Because it features symmetry, its steps form a palindrome. Using the letters T = tone, S = semitone and M = minor third, we can give the seven steps of the scale as SMSTSMS. This string of letters reads the same backwards. In comparison, among the modes of the major scale, the Dorian mode is a palindrome.

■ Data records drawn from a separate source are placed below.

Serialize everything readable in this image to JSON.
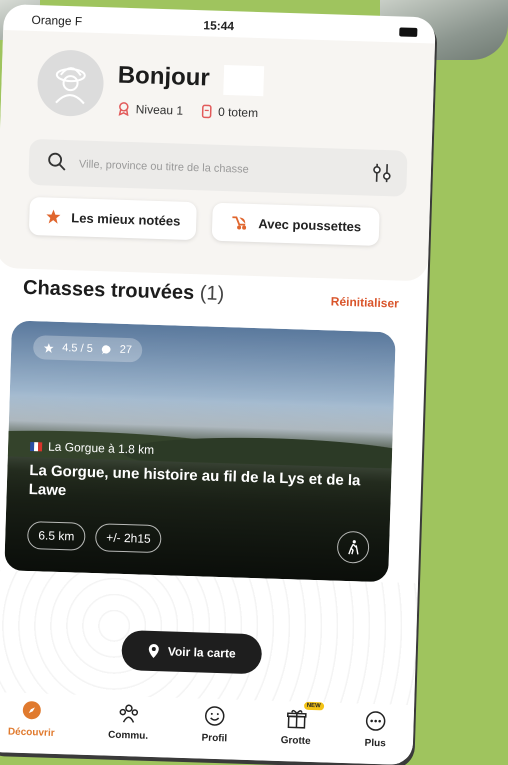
{
  "status_bar": {
    "carrier": "Orange F",
    "time": "15:44"
  },
  "header": {
    "greeting": "Bonjour",
    "level": "Niveau 1",
    "totems": "0 totem"
  },
  "search": {
    "placeholder": "Ville, province ou titre de la chasse"
  },
  "filters": [
    {
      "label": "Les mieux notées",
      "icon": "star-icon"
    },
    {
      "label": "Avec poussettes",
      "icon": "stroller-icon"
    }
  ],
  "results": {
    "title": "Chasses trouvées",
    "count": "(1)",
    "reset_label": "Réinitialiser"
  },
  "card": {
    "rating": "4.5 / 5",
    "comments": "27",
    "location": "La Gorgue à 1.8 km",
    "title": "La Gorgue, une histoire au fil de la Lys et de la Lawe",
    "distance": "6.5 km",
    "duration": "+/- 2h15"
  },
  "map_button": {
    "label": "Voir la carte"
  },
  "tabbar": [
    {
      "label": "Découvrir",
      "icon": "compass-icon",
      "active": true
    },
    {
      "label": "Commu.",
      "icon": "community-icon"
    },
    {
      "label": "Profil",
      "icon": "smiley-icon"
    },
    {
      "label": "Grotte",
      "icon": "gift-icon",
      "badge": "NEW"
    },
    {
      "label": "Plus",
      "icon": "more-icon"
    }
  ],
  "colors": {
    "accent": "#e07a2e",
    "reset": "#d9552b",
    "background": "#9fc45e"
  }
}
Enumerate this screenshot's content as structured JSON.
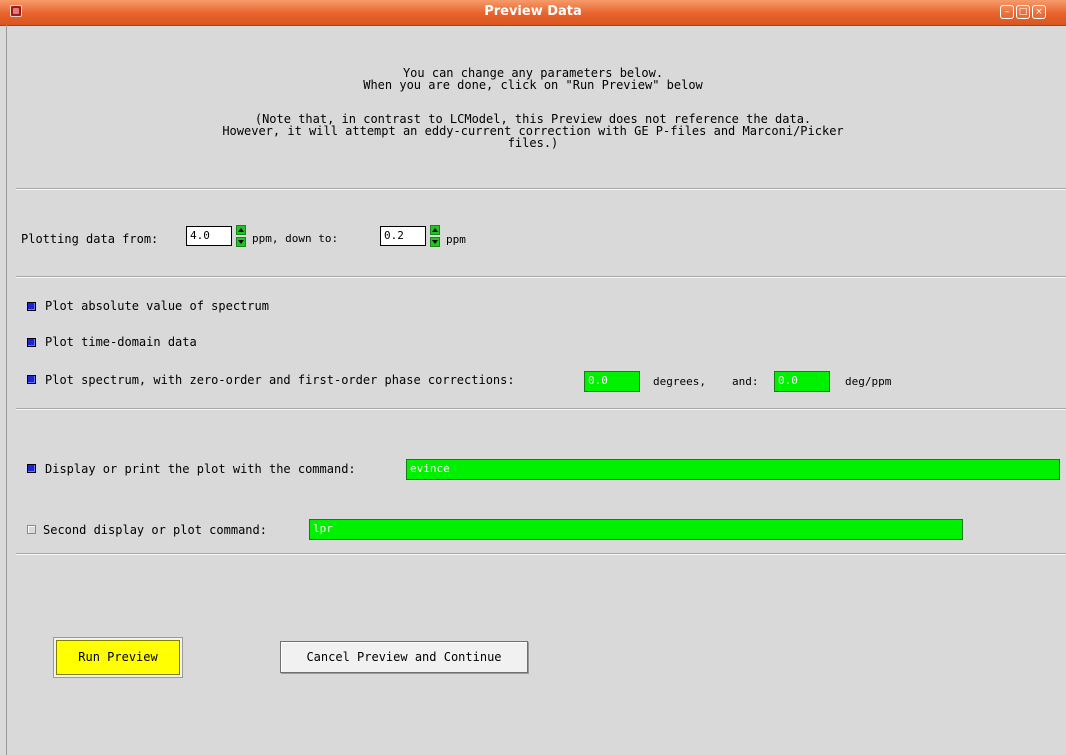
{
  "window": {
    "title": "Preview Data",
    "controls": {
      "minimize": "–",
      "maximize": "□",
      "close": "×"
    }
  },
  "instructions": {
    "text1": "You can change any parameters below.\nWhen you are done, click on \"Run Preview\" below",
    "text2": "(Note that, in contrast to LCModel, this Preview does not reference the data.\nHowever, it will attempt an eddy-current correction with GE P-files and Marconi/Picker\nfiles.)"
  },
  "range": {
    "from_label": "Plotting data from:",
    "from_value": "4.0",
    "from_unit": "ppm, down to:",
    "to_value": "0.2",
    "to_unit": "ppm"
  },
  "options": {
    "abs_label": "Plot absolute value of spectrum",
    "abs_checked": true,
    "time_label": "Plot time-domain data",
    "time_checked": true,
    "phase_label": "Plot spectrum, with zero-order and first-order phase corrections:",
    "phase_checked": true,
    "phase0_value": "0.0",
    "phase0_unit": "degrees,",
    "and_label": "and:",
    "phase1_value": "0.0",
    "phase1_unit": "deg/ppm"
  },
  "display": {
    "cmd1_label": "Display or print the plot with the command:",
    "cmd1_checked": true,
    "cmd1_value": "evince",
    "cmd2_label": "Second display or plot command:",
    "cmd2_checked": false,
    "cmd2_value": "lpr"
  },
  "buttons": {
    "run": "Run Preview",
    "cancel": "Cancel Preview and Continue"
  },
  "colors": {
    "titlebar": "#e8622c",
    "field_green": "#00f100",
    "run_yellow": "#ffff00",
    "checkbox_blue": "#1a25d4"
  }
}
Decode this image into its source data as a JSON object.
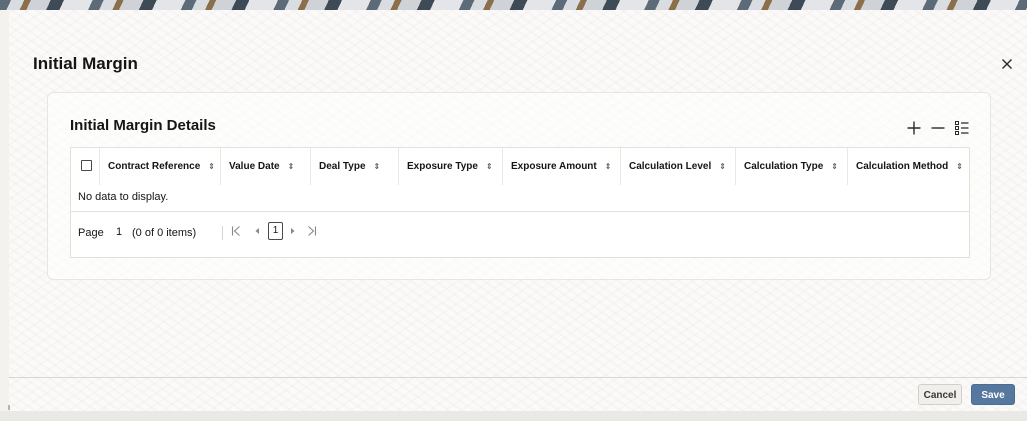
{
  "dialog": {
    "title": "Initial Margin",
    "close_icon": "close-icon"
  },
  "section": {
    "title": "Initial Margin Details",
    "toolbar": {
      "add_icon": "plus-icon",
      "remove_icon": "minus-icon",
      "columns_icon": "list-settings-icon"
    }
  },
  "grid": {
    "columns": [
      {
        "label": "Contract Reference"
      },
      {
        "label": "Value Date"
      },
      {
        "label": "Deal Type"
      },
      {
        "label": "Exposure Type"
      },
      {
        "label": "Exposure Amount"
      },
      {
        "label": "Calculation Level"
      },
      {
        "label": "Calculation Type"
      },
      {
        "label": "Calculation Method"
      }
    ],
    "empty_message": "No data to display."
  },
  "pager": {
    "page_label": "Page",
    "page_value": "1",
    "count_text": "(0 of 0 items)",
    "first_icon": "first-page-icon",
    "prev_icon": "previous-page-icon",
    "current_page": "1",
    "next_icon": "next-page-icon",
    "last_icon": "last-page-icon"
  },
  "footer": {
    "cancel_label": "Cancel",
    "save_label": "Save"
  },
  "colors": {
    "primary_button": "#56789e",
    "text": "#161513"
  }
}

Whenever a scale is a palindrome, or has a mode which is palindromic, reflections of that scale generate modes of that same scale (usually chromatically transposed to another root). Thus any reflection of double harmonic gives rise to a class of pitches which contain a double harmonic scale, just like (thanks to the palindromic Dorian) any reflection of the major scale around any point gives rise to a class of pitches which contain the major scale. However, the major scale itself (Ionian mode), in contrast to the double harmonic major, is not a palindrome; its reflection around its root gives rise to a Phrygian mode. The double harmonic major is its own reflection around the root, itself being the palindromic mode.

The double harmonic scale (and its modes like the Hungarian minor scale) is the only seven-note scale (in 12-tone equal temperament) that is perfectly balanced; this means that when its pitches are represented as points on a circle (whose full circumference represents an octave), their average position (or "centre of mass") is the centre of the circle.

==Tetrads==
The main chords of the double harmonic major are:

The main chords of the c double harmonic major scale.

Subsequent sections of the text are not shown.